Russia and world trade: In at last?

The Economist discusses pronouncements this week that hint at the impending arrival of the Russian Federation at its long-awaited WTO destination:
After 18 years Russia is on the verge of joining the World Trade Organisation

There was disbelief this week when Arkady Dvorkovich, adviser to President Dmitry Medvedev, told journalists that Russia was close to joining the World Trade Organisation (WTO). Russia has been “close” for ages, but the timing has always slipped. Yet after 18 years of talks, it seems that membership now beckons.

Both America and the European Union have long agreed, as have all the other 153 WTO members bar Georgia, a small former Soviet republic which fought a brief war with Russia in August 2008 and is still partly occupied. Georgia had insisted, quite reasonably, on placing international observers to monitor the movement of goods at its sovereign border, which includes the territories of Abkhazia and South Ossetia.

Russia, which has recognised the independence of Abkhazia and South Ossetia, said this compromised their status. Swiss mediators have found a deal that does not mention their status, refers to the border as a corridor and provides for monitoring not by a government agency but by a private foreign company accountable to the Swiss government. Now Georgia has said “yes”, clearing the way for Russia’s entry.

After a few days, Russia also accepted the deal. There is no doubt that Mr Medvedev would like to go down in history not just as somebody who tinkered with Russian time zones but as the man who took his country into the WTO. The final decision still lies with Vladimir Putin, Russia’s prime minister and likely future president, though he is unlikely to block it now.

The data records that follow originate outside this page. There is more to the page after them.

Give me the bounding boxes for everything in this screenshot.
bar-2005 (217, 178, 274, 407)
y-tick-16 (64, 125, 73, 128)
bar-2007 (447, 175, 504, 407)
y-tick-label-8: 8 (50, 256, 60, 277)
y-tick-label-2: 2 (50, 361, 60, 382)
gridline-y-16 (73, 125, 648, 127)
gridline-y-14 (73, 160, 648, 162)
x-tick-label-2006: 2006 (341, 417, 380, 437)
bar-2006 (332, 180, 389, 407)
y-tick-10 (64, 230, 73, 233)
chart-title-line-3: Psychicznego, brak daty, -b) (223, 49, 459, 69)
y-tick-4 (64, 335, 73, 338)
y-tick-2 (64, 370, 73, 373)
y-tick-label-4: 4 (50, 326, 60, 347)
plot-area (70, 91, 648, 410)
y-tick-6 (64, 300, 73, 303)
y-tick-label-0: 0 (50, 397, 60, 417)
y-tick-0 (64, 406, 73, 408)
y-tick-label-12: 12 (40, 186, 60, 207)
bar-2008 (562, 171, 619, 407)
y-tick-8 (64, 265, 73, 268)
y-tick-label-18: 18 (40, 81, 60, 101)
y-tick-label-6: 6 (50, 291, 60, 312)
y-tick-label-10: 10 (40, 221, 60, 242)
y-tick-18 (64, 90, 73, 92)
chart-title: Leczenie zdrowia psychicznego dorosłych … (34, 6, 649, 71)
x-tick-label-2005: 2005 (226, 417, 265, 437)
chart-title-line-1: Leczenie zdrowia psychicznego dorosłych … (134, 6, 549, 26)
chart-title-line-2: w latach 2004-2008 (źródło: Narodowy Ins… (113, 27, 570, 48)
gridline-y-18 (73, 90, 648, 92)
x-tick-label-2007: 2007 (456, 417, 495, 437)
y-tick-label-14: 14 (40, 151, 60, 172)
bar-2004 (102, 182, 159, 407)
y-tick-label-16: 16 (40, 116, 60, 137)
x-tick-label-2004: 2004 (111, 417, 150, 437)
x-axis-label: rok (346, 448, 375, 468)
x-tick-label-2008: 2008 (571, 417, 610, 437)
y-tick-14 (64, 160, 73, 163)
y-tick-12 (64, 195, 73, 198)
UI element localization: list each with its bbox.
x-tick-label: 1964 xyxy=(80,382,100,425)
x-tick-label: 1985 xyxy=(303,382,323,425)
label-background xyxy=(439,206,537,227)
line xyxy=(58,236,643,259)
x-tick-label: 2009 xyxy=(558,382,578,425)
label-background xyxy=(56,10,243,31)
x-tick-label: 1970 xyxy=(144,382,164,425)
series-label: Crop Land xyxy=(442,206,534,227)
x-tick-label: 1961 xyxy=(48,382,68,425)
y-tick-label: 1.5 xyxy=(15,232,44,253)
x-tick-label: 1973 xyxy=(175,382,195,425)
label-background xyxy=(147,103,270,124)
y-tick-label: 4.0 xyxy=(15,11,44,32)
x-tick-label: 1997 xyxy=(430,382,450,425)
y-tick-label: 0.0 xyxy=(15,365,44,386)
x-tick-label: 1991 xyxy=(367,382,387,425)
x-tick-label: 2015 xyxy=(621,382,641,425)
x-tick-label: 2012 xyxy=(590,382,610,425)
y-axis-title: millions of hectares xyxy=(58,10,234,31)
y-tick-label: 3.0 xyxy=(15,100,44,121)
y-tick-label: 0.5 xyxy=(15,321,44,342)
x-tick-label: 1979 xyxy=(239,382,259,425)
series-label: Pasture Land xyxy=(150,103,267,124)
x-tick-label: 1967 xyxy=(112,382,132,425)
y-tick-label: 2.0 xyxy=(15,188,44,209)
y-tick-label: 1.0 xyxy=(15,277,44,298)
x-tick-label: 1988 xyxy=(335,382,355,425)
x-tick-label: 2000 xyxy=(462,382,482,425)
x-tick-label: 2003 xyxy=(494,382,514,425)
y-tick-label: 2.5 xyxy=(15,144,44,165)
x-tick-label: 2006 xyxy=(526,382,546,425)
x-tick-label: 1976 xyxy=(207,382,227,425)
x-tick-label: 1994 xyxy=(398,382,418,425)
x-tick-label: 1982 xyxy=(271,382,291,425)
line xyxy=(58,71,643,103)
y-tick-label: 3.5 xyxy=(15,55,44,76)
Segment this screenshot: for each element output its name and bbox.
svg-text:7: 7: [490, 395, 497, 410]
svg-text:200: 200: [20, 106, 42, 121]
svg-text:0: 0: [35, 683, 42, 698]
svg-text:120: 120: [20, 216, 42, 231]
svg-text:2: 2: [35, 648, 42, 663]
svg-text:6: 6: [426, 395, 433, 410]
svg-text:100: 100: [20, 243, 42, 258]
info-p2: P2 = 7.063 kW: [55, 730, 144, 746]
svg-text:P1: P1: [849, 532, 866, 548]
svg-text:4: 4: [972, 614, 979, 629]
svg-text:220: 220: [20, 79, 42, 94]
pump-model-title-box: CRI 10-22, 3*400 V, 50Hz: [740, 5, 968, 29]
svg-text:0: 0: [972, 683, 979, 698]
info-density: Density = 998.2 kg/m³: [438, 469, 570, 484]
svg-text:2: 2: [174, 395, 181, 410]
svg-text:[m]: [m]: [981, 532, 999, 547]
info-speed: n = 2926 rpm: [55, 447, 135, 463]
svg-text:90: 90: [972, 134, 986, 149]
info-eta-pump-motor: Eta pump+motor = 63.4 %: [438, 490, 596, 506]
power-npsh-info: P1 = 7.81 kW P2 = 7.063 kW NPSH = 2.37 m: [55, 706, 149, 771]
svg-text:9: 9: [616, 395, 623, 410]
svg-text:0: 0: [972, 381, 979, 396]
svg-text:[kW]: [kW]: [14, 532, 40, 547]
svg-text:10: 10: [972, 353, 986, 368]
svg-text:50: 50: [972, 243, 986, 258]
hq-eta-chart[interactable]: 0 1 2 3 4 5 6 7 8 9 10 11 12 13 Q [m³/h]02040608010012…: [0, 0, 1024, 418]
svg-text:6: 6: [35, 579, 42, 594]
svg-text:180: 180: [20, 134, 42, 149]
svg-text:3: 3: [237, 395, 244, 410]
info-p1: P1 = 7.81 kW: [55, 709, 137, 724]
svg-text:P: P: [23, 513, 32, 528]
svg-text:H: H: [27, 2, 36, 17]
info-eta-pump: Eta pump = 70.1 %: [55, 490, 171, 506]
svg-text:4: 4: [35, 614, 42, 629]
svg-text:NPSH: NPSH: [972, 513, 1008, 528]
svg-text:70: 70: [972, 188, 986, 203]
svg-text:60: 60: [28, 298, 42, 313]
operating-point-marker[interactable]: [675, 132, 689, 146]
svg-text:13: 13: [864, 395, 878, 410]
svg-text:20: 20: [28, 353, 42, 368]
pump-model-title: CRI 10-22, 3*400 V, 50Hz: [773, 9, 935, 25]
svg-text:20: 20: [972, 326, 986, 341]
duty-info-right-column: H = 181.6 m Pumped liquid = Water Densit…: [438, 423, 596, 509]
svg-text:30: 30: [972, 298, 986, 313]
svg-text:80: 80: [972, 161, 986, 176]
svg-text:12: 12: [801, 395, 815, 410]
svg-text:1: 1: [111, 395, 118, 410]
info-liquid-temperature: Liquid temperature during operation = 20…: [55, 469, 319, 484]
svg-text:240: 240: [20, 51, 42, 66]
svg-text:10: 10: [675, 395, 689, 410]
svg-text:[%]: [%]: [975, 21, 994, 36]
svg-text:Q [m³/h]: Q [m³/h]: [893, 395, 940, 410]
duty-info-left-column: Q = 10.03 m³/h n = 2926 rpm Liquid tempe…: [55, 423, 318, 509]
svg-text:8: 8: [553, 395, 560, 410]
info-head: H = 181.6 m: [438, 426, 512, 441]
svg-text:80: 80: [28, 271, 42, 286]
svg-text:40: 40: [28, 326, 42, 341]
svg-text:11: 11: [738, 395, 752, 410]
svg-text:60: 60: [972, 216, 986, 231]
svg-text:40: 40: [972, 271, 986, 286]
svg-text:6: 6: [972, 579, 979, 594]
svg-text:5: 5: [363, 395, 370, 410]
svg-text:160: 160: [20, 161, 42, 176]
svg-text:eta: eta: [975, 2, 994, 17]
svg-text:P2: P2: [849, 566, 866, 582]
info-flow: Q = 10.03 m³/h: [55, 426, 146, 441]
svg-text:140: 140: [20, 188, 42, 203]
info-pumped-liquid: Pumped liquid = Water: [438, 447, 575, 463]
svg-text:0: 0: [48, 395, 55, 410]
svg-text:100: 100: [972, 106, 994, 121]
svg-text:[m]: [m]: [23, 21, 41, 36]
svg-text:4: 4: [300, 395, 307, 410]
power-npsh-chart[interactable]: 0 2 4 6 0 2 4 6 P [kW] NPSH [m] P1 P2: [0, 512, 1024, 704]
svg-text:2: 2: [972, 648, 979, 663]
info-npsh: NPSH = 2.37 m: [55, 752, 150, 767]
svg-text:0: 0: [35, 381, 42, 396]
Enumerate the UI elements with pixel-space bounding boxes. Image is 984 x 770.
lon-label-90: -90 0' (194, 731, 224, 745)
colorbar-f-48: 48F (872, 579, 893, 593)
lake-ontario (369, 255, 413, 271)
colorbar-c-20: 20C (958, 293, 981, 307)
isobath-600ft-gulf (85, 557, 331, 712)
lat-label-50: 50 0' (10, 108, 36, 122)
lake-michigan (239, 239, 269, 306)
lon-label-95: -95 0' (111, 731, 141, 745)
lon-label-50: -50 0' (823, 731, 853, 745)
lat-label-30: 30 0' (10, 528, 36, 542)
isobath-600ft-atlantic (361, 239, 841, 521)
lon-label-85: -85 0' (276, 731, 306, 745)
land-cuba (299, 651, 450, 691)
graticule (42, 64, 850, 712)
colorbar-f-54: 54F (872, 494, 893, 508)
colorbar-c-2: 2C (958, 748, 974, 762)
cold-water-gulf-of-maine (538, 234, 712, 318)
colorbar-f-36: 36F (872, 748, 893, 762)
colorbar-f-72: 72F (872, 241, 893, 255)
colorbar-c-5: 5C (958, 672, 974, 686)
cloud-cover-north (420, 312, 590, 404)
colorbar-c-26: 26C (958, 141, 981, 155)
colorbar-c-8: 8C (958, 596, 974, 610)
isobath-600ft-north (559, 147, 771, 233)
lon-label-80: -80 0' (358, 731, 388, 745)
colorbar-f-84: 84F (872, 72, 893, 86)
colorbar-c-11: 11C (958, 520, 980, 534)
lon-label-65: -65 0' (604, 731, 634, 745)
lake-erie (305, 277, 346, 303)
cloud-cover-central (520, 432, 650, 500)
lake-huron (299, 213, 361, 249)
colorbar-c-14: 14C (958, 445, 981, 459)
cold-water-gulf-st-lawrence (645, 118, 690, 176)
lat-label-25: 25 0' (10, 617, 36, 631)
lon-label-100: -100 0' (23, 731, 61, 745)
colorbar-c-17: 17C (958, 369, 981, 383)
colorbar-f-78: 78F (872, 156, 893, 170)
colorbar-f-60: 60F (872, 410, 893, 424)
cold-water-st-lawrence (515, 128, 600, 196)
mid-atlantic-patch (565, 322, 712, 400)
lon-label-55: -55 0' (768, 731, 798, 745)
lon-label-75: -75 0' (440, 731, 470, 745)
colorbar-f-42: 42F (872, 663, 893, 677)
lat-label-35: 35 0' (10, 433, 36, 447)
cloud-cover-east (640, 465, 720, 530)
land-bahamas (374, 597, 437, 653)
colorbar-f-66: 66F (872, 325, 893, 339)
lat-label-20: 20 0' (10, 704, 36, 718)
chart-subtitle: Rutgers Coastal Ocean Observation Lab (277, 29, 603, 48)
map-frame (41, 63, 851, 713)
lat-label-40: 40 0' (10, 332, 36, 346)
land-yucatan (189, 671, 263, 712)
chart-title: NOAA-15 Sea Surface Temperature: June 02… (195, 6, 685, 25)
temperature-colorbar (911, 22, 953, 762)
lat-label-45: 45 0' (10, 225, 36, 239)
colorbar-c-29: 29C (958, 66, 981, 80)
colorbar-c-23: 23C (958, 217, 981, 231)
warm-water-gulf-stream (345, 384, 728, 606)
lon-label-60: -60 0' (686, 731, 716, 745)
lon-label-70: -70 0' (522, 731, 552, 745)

As Vedomosti, Russia’s business daily, points out, Mr Putin has always been the real obstacle to Russia’s entry into the WTO. In 2009, when talks between Russia and America were going full steam, Mr Putin unexpectedly thwarted them by saying that Russia would join only with Belarus and Kazakhstan, with which it has a customs union. Mr Putin, initially eager for Russia to be in the big international clubs, has come to see some WTO demands as a politically motivated nuisance.

The benefits of WTO membership are debatable. Some estimate that Russia could gain at least $50 billion a year. Others argue that Russia would do better to stimulate exports before joining. As it is, two-thirds of exports are oil and gas, not covered by WTO rules. Apart from extractive industries and metal, few Russian goods are competitive. A World Bank report notes that Russian exporters have trouble not just entering foreign markets but surviving in them.

The real problem, however, is not trade barriers to Russia’s goods, but the country’s own inefficiency, institutionalised corruption and stifled competition. None of these problems can be solved by WTO membership. But Sergei Guriev, head of the New Economic School in Moscow, says that it would at least expose corruption and increase competition, deeply alien to Russia’s ruling bureaucracy. Indeed, the main benefit of WTO membership may be political. “It will be a sign that Russia is moving towards the civilised world,” says Mr Guriev, “not away from it.”